Quasi 500mila casi sono dovuti alle infezioni alle vie urinarie perché magari la pulizia dei cateteri lascia a desiderare, a ferite chirurgiche, polmoniti e sepsi. Ma a volte a veicolare i microbi sono i mal tenuti sistemi di areazione dei nostri sempre più obsoleti nosocomi, che hanno oramai un’età media di settant’anni.
Fatto è che circa un’infezione su tre si sarebbe potuta evitare con un po’ di pulizia e di prevenzione. Che significa tra le 135 e le 210 mila infezioni sono frutto in qualche modo di un’incuria che può avere a volte conseguenze letali, visto che mediamente l’1 per cento di questi casi evitabili causa un decesso. Per farsi meglio un’idea duemila pazienti ogni anno muoiono per infezioni evitabilissime.

(ma mi domando non vi è un responsabile?)

Ma come sempre quando si parla di sanità la situazione varia e di molto da una regione all’altra. Anche se, a sorpresa, in questo caso sembra stare peggio il solitamente più efficiente Nord. Il record di infezioni dopo un intervento chirurgico lo detiene la piccola Valle d’Aosta, con 500 casi ogni 100mila dimessi. Seguono la Liguria con 454 e l’Emilia Romagna con 416, mentre la Lombardia ne conta 300, Trento 295, il Veneto 273 e l’Umbria 267. In fascia media il Piemonte con 218 casi. Nel Lazio se ne contano 211 mentre in tutto il Sud solo la Calabria supera quota 200 (con 263 casi). La più virtuosa è l’Abruzzo con sole 70 infezioni. Resta da capire se si tratti di maggior bravura e attenzione al fenomeno oppure di un difetto di rilevazione dei casi.

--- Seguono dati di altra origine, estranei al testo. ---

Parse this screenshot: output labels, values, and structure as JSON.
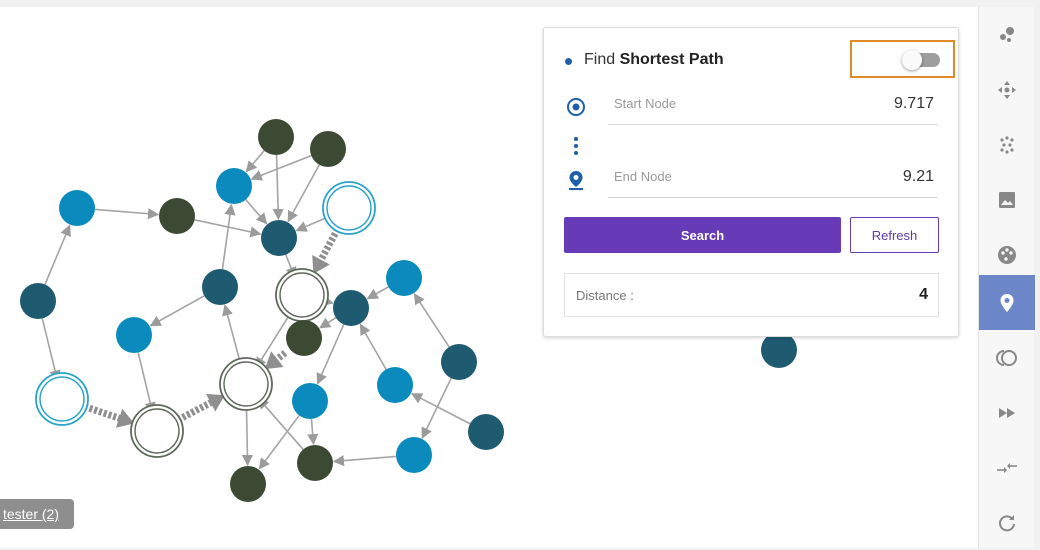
{
  "panel": {
    "title_prefix": "Find",
    "title_bold": "Shortest Path",
    "toggle_on": false,
    "start_label": "Start Node",
    "start_value": "9.717",
    "end_label": "End Node",
    "end_value": "9.21",
    "search_label": "Search",
    "refresh_label": "Refresh",
    "distance_label": "Distance :",
    "distance_value": "4"
  },
  "tester_badge": "tester (2)",
  "sidebar": {
    "items": [
      {
        "icon": "cluster-icon"
      },
      {
        "icon": "move-icon"
      },
      {
        "icon": "dots-grid-icon"
      },
      {
        "icon": "image-icon"
      },
      {
        "icon": "palette-icon"
      },
      {
        "icon": "location-pin-icon",
        "active": true
      },
      {
        "icon": "toggle-rings-icon"
      },
      {
        "icon": "fast-forward-icon"
      },
      {
        "icon": "collapse-arrows-icon"
      },
      {
        "icon": "refresh-icon"
      }
    ]
  },
  "colors": {
    "accent": "#673ab7",
    "active_tab": "#6b87c8",
    "node_blue": "#0b8bbd",
    "node_teal": "#1e5a70",
    "node_olive": "#3c4a34",
    "toggle_outline": "#e08a2a"
  }
}
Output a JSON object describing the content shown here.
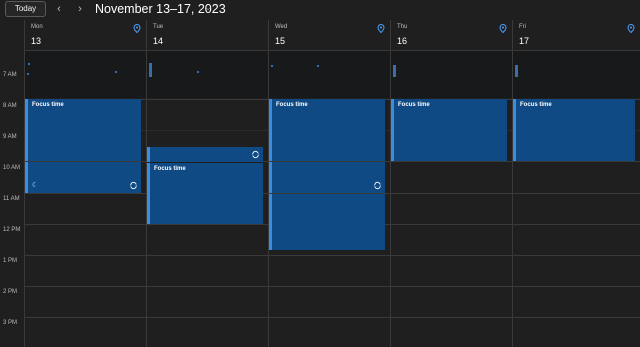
{
  "toolbar": {
    "today_label": "Today",
    "prev_icon": "chevron-left-icon",
    "next_icon": "chevron-right-icon",
    "range_title": "November 13–17, 2023",
    "caret_icon": "chevron-down-icon"
  },
  "days": [
    {
      "name": "Mon",
      "num": "13"
    },
    {
      "name": "Tue",
      "num": "14"
    },
    {
      "name": "Wed",
      "num": "15"
    },
    {
      "name": "Thu",
      "num": "16"
    },
    {
      "name": "Fri",
      "num": "17"
    }
  ],
  "time_labels": [
    "7 AM",
    "8 AM",
    "9 AM",
    "10 AM",
    "11 AM",
    "12 PM",
    "1 PM",
    "2 PM",
    "3 PM"
  ],
  "events": {
    "mon_focus": "Focus time",
    "tue_focus": "Focus time",
    "wed_focus": "Focus time",
    "thu_focus": "Focus time",
    "fri_focus": "Focus time"
  },
  "colors": {
    "background": "#1f1f1f",
    "event_fill": "#0f4a84",
    "event_accent": "#3b8de0"
  }
}
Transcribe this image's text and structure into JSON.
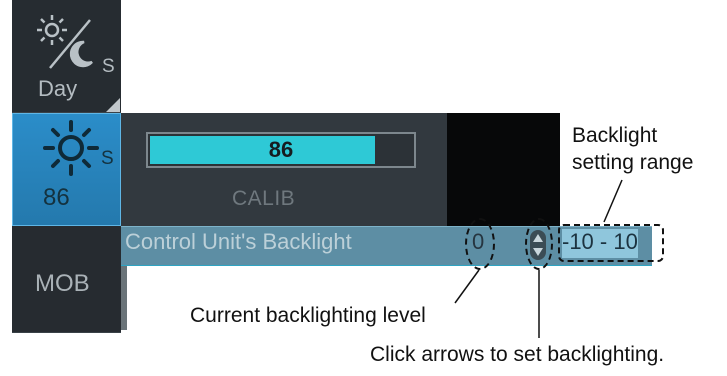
{
  "sidebar": {
    "daynight_button": {
      "icon": "sun-moon-icon",
      "badge": "S",
      "label": "Day",
      "corner": "dropdown-corner-icon"
    },
    "brightness_button": {
      "icon": "sun-icon",
      "badge": "S",
      "value": "86"
    },
    "mob_button": {
      "label": "MOB"
    }
  },
  "brightness_panel": {
    "bar_value": "86",
    "bar_level_percent": 86,
    "calib_label": "CALIB"
  },
  "backlight_row": {
    "label": "Control Unit's Backlight",
    "level": "0",
    "arrows_icon": "up-down-arrows-icon",
    "range": "-10 - 10"
  },
  "annotations": {
    "range_title": "Backlight setting range",
    "range_line1": "Backlight",
    "range_line2": "setting range",
    "current_level": "Current backlighting level",
    "arrows_hint": "Click arrows to set backlighting."
  },
  "colors": {
    "accent_cyan": "#2ec9d6",
    "active_button_blue": "#2b8dc9",
    "row_highlight": "#5d8ea4"
  }
}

(qui si parla di numeri ! ma sono esseri umani non vi è più religione)

Il prezzo è comunque salato per la salute di chi si ricovera ma anche per le malandate casse regionali. Secondo una ricerca condotta nel maggio scorso dal Ceis dell’Università Tor Vergata di Roma per ogni infezione ospedaliera si stima vadano in fumo tra i 9000 e i 10.500 euro.

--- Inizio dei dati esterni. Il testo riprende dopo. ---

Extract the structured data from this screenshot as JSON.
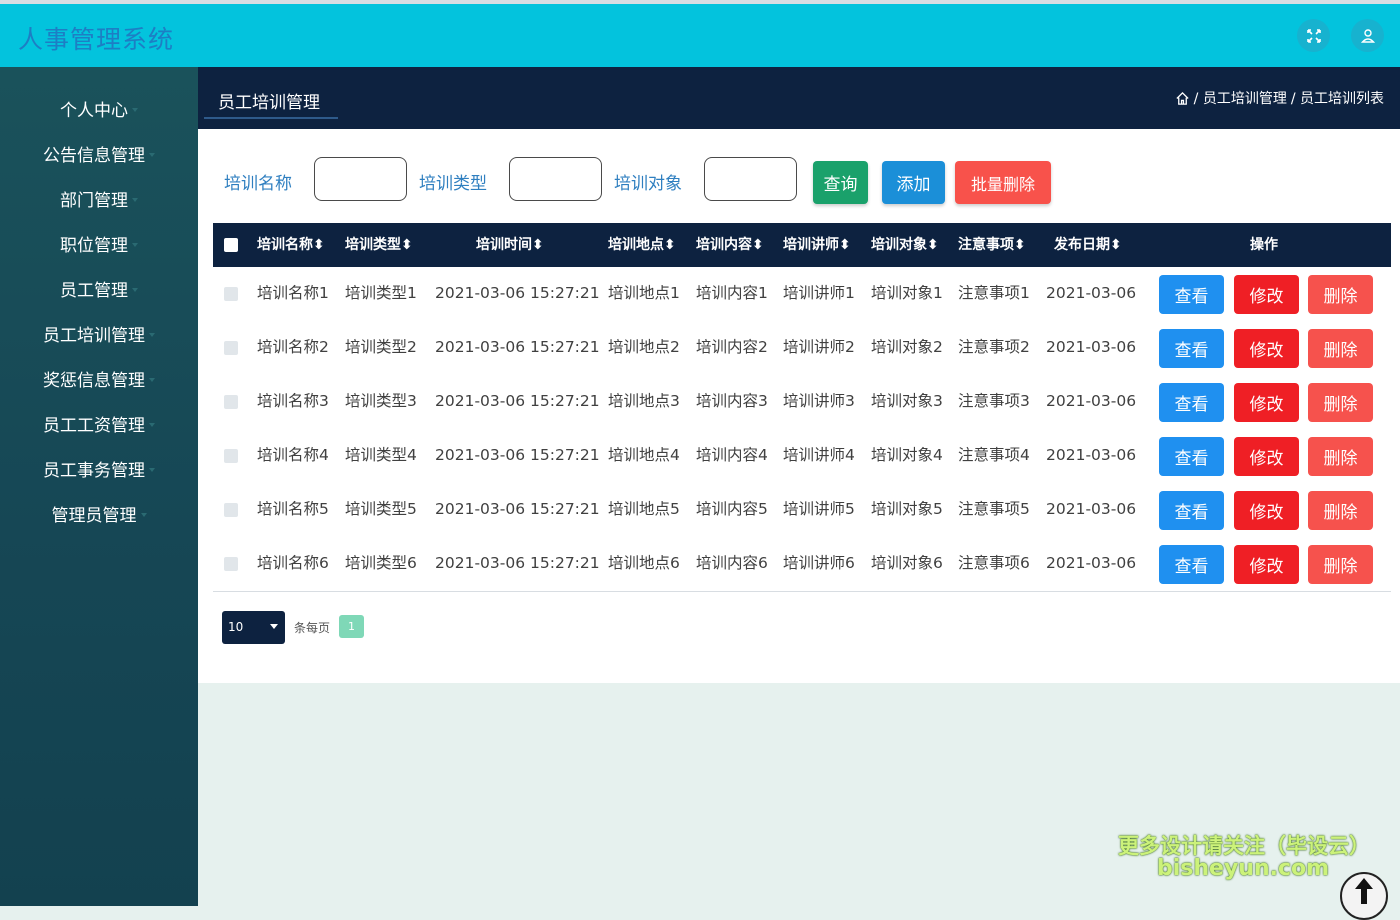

Moltiplichiamo per il mezzo milione e passa di casi e lo spreco è quantificabile in almeno 5 miliardi di euro. Quanto basterebbe ad abrogare tutti in ticket, che valgono 3,5 miliardi e a finanziare le nuove costosissime cure che spesso arrivano in ritardo per evitare che i conti della sanità vadano in rosso.

5 miliardi di euro che paghiamo tutti noi a voglia di lavorare per chi spreca perchè è facile spendere i soldi degli altri.